The darkness drops again but now I know
That twenty centuries of stony sleep
Were vexed to nightmare by a rocking cradle,
And what rough beast, its hour come round at last,
Slouches towards Bethlehem to be born?
The Second Coming, WB Yeats
My first wage-packet, for a week's work riddling and bagging potatoes, was £6.50; the second week I got £6.50 and a 4 stone = 25kg bag of spuds. That was more than 40 years ago and money wasn't the same thing but 25kg was a lot of potatoes and it was a bit of a mixed blessing when I handed it up to my mother. My subsequent 'career' hasn't been notable for its forward planning or sense of direction: my working life would be better described as ragged series of lurches rather than a career. For one thing I've never had a permanent job: in a lifetime in science I've never had a contract longer than three years and have had two stop gap contracts of six weeks. I also had 15 months on The Dole between finishing 2x three year contracts in an English University and shifting to Dublin. Through the 1990s and until 2002, there was no obligation for employers in the Irish public service to pay a contribution to the pension of short-term employees, so there is a a gap of 13 years in my pension contributions. I've been continuously in employment in Ireland since 1990, so I've paid my 'stamps' and am entitled to the Old Age Pension after my 66th birthday.

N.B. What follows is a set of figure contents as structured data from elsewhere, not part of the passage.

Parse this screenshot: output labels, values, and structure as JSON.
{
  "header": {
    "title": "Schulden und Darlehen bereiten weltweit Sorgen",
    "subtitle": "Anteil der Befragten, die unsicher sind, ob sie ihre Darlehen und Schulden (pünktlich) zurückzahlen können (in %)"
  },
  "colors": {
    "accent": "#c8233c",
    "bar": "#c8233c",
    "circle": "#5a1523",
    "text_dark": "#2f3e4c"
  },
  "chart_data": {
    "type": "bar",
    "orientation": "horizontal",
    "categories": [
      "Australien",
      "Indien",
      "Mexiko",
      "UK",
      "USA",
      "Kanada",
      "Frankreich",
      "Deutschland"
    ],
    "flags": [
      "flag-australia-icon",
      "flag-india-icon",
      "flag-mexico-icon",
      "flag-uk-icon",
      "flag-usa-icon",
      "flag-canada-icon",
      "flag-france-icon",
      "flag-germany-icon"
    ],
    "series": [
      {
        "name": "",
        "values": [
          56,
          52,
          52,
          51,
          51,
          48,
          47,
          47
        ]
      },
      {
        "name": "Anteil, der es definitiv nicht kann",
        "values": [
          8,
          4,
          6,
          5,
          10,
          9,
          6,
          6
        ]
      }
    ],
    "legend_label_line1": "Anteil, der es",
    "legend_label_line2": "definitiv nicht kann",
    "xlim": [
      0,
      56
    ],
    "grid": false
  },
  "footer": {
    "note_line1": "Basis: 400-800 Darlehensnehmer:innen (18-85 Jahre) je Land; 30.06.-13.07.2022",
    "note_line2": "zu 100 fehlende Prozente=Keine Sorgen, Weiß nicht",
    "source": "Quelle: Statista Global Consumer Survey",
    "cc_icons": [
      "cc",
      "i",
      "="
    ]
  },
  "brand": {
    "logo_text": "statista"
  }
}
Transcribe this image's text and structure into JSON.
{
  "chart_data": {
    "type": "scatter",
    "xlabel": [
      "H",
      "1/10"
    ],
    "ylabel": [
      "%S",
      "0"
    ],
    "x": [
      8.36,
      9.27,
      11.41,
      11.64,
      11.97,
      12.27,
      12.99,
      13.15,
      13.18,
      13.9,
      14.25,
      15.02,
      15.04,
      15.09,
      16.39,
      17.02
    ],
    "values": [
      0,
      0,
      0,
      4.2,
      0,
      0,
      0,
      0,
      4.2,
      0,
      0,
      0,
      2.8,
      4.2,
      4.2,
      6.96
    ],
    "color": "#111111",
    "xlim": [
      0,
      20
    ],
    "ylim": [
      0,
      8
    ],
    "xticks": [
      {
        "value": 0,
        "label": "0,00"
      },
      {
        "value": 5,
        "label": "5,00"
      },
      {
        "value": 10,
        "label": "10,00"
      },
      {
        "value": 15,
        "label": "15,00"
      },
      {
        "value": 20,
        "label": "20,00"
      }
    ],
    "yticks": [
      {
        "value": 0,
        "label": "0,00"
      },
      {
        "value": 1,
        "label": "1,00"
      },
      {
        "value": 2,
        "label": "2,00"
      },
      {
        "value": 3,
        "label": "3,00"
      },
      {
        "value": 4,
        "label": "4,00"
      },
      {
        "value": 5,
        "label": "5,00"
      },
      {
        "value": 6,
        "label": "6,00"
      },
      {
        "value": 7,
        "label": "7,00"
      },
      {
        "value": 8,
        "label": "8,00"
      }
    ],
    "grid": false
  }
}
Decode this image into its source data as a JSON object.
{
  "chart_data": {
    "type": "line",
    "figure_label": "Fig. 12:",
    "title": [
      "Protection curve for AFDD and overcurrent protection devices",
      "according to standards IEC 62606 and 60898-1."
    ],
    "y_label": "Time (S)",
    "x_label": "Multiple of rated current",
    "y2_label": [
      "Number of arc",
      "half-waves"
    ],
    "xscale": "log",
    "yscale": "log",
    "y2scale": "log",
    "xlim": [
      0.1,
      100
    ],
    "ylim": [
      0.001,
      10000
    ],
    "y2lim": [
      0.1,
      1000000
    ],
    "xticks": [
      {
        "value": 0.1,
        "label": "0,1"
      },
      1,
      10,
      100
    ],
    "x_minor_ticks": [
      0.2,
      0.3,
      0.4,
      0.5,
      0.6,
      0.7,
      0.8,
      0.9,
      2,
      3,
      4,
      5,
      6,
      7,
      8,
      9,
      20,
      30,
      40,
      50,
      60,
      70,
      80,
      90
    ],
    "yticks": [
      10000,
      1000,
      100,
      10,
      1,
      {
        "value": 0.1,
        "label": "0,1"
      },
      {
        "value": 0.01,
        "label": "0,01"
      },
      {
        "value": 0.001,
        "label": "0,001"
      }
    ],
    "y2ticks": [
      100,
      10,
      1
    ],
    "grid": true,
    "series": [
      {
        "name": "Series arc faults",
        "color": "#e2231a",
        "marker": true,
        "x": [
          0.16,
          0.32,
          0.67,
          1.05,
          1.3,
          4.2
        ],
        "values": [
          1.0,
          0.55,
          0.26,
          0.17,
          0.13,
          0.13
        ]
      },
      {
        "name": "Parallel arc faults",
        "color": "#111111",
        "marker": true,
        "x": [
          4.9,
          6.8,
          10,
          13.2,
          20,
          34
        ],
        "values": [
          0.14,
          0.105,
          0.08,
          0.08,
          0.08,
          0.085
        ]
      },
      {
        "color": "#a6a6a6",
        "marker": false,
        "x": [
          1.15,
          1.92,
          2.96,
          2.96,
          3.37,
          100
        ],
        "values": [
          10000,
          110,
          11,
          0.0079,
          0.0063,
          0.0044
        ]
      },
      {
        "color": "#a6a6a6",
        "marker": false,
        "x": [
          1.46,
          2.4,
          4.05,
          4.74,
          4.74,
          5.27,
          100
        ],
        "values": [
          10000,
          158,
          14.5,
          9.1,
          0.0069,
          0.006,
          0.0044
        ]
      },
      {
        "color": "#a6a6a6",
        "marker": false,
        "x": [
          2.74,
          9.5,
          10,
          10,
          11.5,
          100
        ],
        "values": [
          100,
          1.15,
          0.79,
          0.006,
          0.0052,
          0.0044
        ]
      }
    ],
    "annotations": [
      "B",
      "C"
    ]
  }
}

I see what my aged widowed father-in-law Pat the Salt has to live on, and it won't be all beer and skittles and chocolate biscuits if the state OAP is all I had to live on. I do have the six years of public service work paid into the University Superannuation Scheme USS in England; that means that I will get 6/80ths of my final salary (index-linked!) when I get to retirement age. As I was on the lowest possible "1b" academic pay-scale back then, that pension will be about enough for a Mars Bar each week.
I really enjoy my job at The Institute: every Monday morning I put on my happy face and try to encourage our students to push the frontiers of science. Nevertheless all things must pass and about a year ago I dropped in on HR to find out exactly when I'd be put out to grass and make room for someone younger, fitter and preferably with more X chromosomes to be a more realistic role model in/for science. I didn't get a straight answer, but the nice and efficient lady from Pensions asked if I wanted to consolidate my pension into a single pot. I looked dense, so she explained that, as I'd worked in other institutions in Ireland, I'd be getting dribs and drabs of fragments of pension from several sources and that might be bitty and inconvenient. If I gave her authorisation, she'd talk to her oppos in UCD and TCD to find out what I was owed.
UCD got back to her with commendable promptness to say that I had a couple of years of pensionable service in their bank and a couple more where I could buy back a pension entitlement. I didn't understand this and asked if I had any choice. Mme Pension said I had no choice, so we agreed to amortize my salary by several €'00 over the next 5 months to pay off the debt to UCD and so acquire pension rights. I did a rough calculation to work out that I'd have to live for 5 years after the pension to make the transaction a netto win for me. That seemed likely given a great grand-mother of 103, grandmother of 108 and a mother still functional and independent at 96.
TCD [Formally known as The College of the Holy and Undivided Trinity of Queen Elizabeth near Dublin / Coláiste Thríonóid Naofa Neamhroinnte na Banríona Eilís gar do Bhaile Átha Cliath] were far more magisterial in their response - indeed we didn't hear anything for more than 6 months . . . then a lot of excuses and finally . . . an accounting. I owed TCD €29.72 and also had some fully paid up contributions. If I sent them a cheque for €29.72 they would send my pension rights to The Institute for consolidation. The cheque had to be made out to:
"The University of Dublin Trinity College (closed) Pension Scheme 2009"which is the longest payee name I've ever encountered - it didn't fit on the line available. The upshot is that between 2002 and 2012, I accumulated 5.034 years of service including the fragment bought for €29.72 a couple of weeks ago.
5.034 years? That final 4 seems spuriously accurate: a single day of service in 1/365 = 0.0027 while two days service is 0.0055. It looks as if TCD believes I finished my last day at lunchtime and they're damned-well not going to pay pension for the final afternoon on the assumption that I spent it in an alcoholic haze unfit to push a pram let alone push the frontiers of science. That's why they call her Trinity of the Generous Hand.